In article <2796@accuvax.nwu.edu> you write:

>But what if I am on a PC and I want to send my data directly from my PC to
>a Faxnet machine so that certain copies will be sent via Fax but some will be
>sent via e-mail so that the destination user will receive the letter
>in computer readable format.

All of the major E-Mail services such as MCI Mail, AT&T Mail, and
Compuserve do this already.  Fax addresses typically look like email
addresses to a pseudo-system named fax or something like it.  To get
data from your PC to the E-Mail system you can use something like
Lotus Express which uses a proprietary protocol on top of X.PC to talk
to MCI Mail or UUPC, a free PC implementation of uucp, which should be
adequate to talk to AT&T Mail.

>What of the reverse?  Someone feeding in a typed letter into a FAX and
>the FAXnet machine sending it to some people via straight FAX and
>others via e-mail.  Is that posssible?

Not really.  Current OCR technology, certainly current low-cost OCR
technology, has a high error rate and I doubt anyone would be happy
with an OCR interpretation of a document scanned in via a Fax machine.
What is possible now is to receive faxes on your PC and treat the
image as a graphic email message.  One particularly clever
implementation allows you to attach the fax card to a DID trunk so the
fax card can have a whole lot of phone numbers, one per email user,
and route the incoming graphics messages based on the number called.


Regards,
John Levine, johnl@esegue.segue.boston.ma.us, {spdcc|ima|lotus}!esegue!johnl

tronix@polari.UUCP (David Daniel) (01/31/90)

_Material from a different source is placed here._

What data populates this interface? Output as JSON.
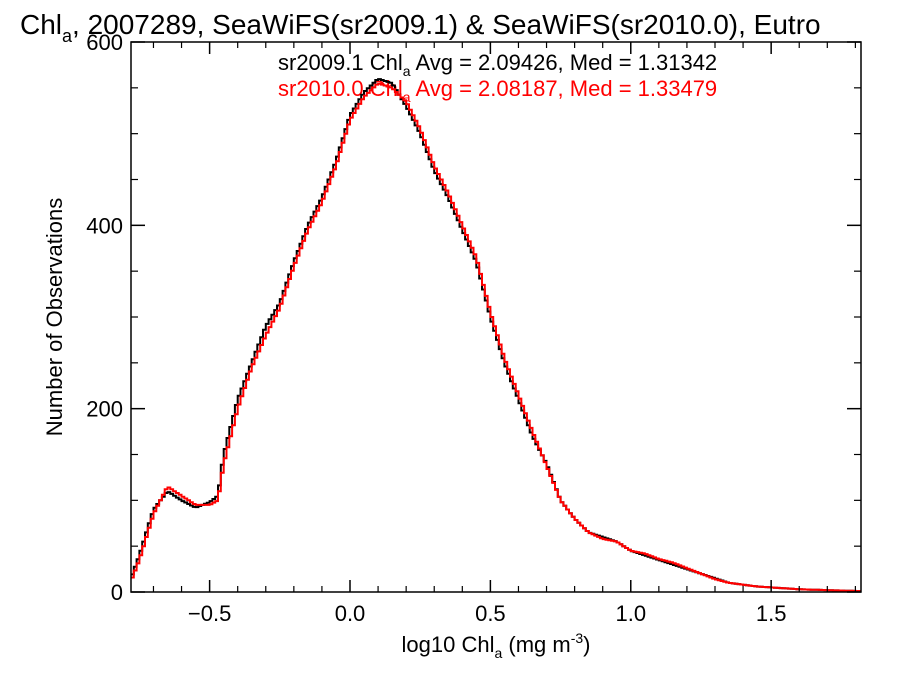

Your problem could be at the receiving end of the FAX transmission. If
the receiving FAX is looking for a Calling Tone ( a pulse that
identifies itself to the other FAX) and there isn't one, it could
assume the answer is voice. The opposite is true also. If YOUR machine
wants a Calling Tone and doesn't get it, it could assume that it was a
voice answer.  

         --- "What's so funny 'bout peace, love & understanding?"